Elle me parle en terminant sa crêpe. Je remarque qu’elle a un peu de chocolat au coin de sa lèvre supérieure.

– Mais cette soirée, tu t’en souviens ou pas ?

– Bien sûr que je m’en souviens, je réponds simplement en haussant les épaules.

Elle remet impatiemment derrière son oreille une mèche grise qui tombe sur ses yeux.

– Je ne te crois pas ! Tu oublies toujours tout !

Son regard bleu sonde mes entrailles. Elle continue à m’interroger.

– Alors, je portais quoi, ce jour-là ?

Je me concentre.

– Heu… ta robe… verte. Celle avec un papillon sur l’épaule.

Elle me jette un regard triomphant et les coins de sa bouche se redressent, entraînant avec eux la trace de chocolat.

– Et voilà ! Tu vois, tu oublies tout ! Je portais une jupe bleue !

– Ah bon…

Elle me toise d’un air narquois. Je soupire.
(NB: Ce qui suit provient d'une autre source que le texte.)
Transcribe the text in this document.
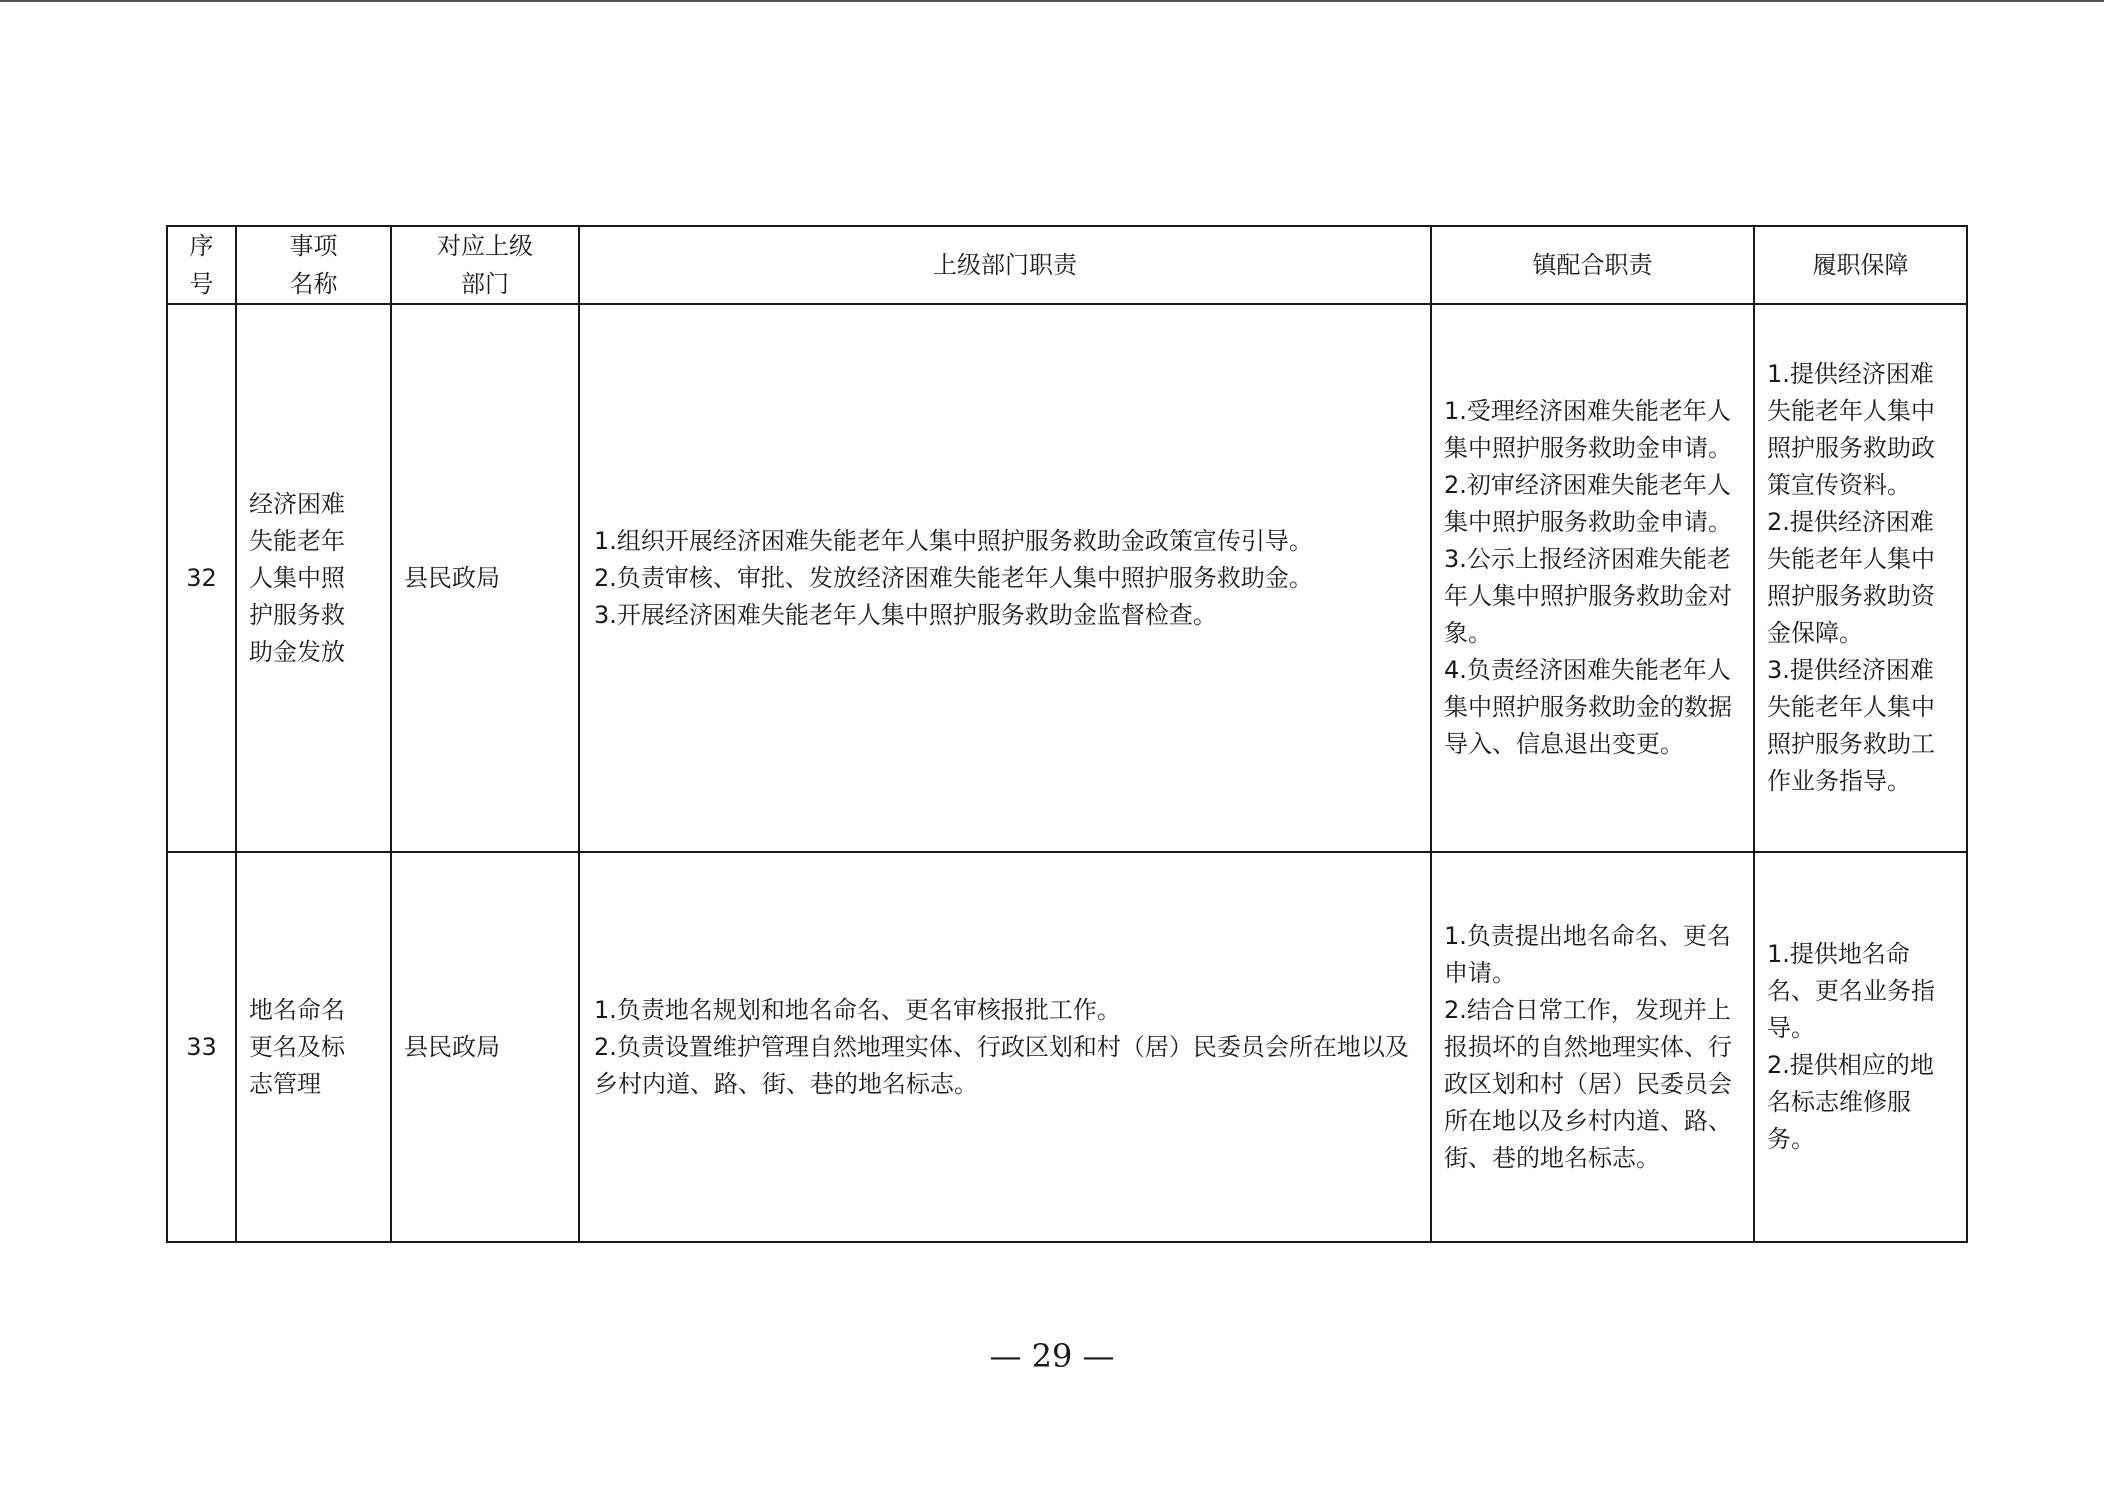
序
号	事项
名称	对应上级
部门	上级部门职责	镇配合职责	履职保障

32	经济困难
失能老年
人集中照
护服务救
助金发放	县民政局	1.组织开展经济困难失能老年人集中照护服务救助金政策宣传引导。
2.负责审核、审批、发放经济困难失能老年人集中照护服务救助金。
3.开展经济困难失能老年人集中照护服务救助金监督检查。	1.受理经济困难失能老年人集中照护服务救助金申请。
2.初审经济困难失能老年人集中照护服务救助金申请。
3.公示上报经济困难失能老年人集中照护服务救助金对象。
4.负责经济困难失能老年人集中照护服务救助金的数据导入、信息退出变更。	1.提供经济困难失能老年人集中照护服务救助政策宣传资料。
2.提供经济困难失能老年人集中照护服务救助资金保障。
3.提供经济困难失能老年人集中照护服务救助工作业务指导。

33	地名命名
更名及标
志管理	县民政局	1.负责地名规划和地名命名、更名审核报批工作。
2.负责设置维护管理自然地理实体、行政区划和村（居）民委员会所在地以及乡村内道、路、街、巷的地名标志。	1.负责提出地名命名、更名申请。
2.结合日常工作，发现并上报损坏的自然地理实体、行政区划和村（居）民委员会所在地以及乡村内道、路、街、巷的地名标志。	1.提供地名命名、更名业务指导。
2.提供相应的地名标志维修服务。
— 29 —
Non, après trente-cinq ans de mariage, je n’ai pas oublié cette soirée. Bal de fin d’année, 1982. J’avais prévu d’y aller avec Daniela, qui s’était désistée à la dernière minute. J’étais déçu. Alors, j’avais appelé Evelyne. Avec ses longs cheveux roux tout plats, sa raie au milieu et ses dents du bonheur, elle n’était pas en vue, comme fille. Je l’ai embarquée comme un paquet dans ma vieille 4L. Je me souviens qu’elle a essayé de détendre l’atmosphère en racontant une blague dont elle ne connaissait plus la fin. Elle a ri gaiement de sa propre maladresse. Moi, j’ai allumé une clope en pensant à Daniela.
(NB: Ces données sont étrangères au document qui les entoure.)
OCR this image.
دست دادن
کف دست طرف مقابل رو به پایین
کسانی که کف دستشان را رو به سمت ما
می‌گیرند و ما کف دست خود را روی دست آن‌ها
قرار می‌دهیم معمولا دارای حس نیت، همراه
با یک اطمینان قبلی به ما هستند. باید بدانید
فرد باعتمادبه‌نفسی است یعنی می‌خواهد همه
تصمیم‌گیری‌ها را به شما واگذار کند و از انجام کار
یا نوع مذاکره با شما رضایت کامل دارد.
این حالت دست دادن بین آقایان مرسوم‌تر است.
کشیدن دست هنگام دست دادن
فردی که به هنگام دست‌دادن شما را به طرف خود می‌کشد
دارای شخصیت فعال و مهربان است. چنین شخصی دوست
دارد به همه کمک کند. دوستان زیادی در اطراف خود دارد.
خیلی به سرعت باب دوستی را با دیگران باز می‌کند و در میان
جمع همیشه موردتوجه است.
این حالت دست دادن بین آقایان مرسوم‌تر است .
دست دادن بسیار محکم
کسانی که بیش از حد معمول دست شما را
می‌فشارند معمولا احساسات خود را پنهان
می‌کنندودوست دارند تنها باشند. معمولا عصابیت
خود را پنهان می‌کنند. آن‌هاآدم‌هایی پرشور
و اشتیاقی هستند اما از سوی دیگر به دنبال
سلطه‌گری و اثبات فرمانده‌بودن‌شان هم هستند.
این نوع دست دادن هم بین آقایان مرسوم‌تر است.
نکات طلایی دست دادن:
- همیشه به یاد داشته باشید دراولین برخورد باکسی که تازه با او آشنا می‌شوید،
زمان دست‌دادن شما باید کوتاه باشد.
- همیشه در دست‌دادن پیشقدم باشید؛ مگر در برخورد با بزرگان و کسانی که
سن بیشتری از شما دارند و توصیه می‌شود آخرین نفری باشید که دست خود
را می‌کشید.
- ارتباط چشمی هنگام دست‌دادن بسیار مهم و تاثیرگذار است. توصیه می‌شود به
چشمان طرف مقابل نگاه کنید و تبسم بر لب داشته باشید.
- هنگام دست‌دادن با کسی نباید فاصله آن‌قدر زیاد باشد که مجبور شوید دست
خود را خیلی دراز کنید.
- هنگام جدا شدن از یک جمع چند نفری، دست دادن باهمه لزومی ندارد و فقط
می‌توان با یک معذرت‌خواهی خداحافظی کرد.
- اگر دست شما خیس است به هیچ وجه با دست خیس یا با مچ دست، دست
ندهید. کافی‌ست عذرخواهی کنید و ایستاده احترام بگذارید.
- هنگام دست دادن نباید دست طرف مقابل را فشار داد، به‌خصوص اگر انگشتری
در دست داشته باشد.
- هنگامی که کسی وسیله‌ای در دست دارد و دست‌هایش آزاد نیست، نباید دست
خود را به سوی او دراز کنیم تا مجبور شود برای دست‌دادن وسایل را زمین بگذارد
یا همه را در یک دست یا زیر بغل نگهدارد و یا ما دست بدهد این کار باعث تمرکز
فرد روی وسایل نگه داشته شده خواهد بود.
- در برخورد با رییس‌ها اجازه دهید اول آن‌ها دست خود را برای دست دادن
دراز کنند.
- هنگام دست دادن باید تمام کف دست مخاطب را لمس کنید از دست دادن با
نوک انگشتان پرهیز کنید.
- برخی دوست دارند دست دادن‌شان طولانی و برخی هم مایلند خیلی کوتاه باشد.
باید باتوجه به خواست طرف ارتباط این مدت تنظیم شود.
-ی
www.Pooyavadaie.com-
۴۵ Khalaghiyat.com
Et puis c’est arrivé. Au moment où je m’y attendais le moins. Je l’avais laissée seule et j’étais parti au bar avec ma bande de copains, sans me soucier de son sort. Soudain, j’ai entendu des cris et des rires, provenant d’un groupe de filles un peu bécasses qui gloussaient méchamment. « En tout cas, c’est pas la belle au bois dormant, mais elle peut servir de décapsuleuse ! »

Alors je me suis retourné et je l’ai vue, au milieu d’étudiants hilares. Elle s’était endormie sur le canapé, la tête en arrière, la bouche entre-ouverte, ses longs cheveux roux éparpillés tout autour d’elle. Je me suis approché et je l’ai réveillée en posant doucement ma main sur son front. Elle m’a regardé d’un air étonné en marmonnant: « C’est déjà l’heure ? » Et elle m’a souri. C’est à ce moment précis que mon cœur s’est remonté comme un ressort dans ma poitrine. Je l’ai prise par la main. En l’emmenant dans la nuit, j’ai entendu son rire cristallin et cet aveu touchant « Je crois bien que je me suis assoupie ». Elle riait encore quand je l’ai embrassée dans le jardin public, à côté d’un nain de jardin géant. C’était notre premier baiser. Comment l’oublier.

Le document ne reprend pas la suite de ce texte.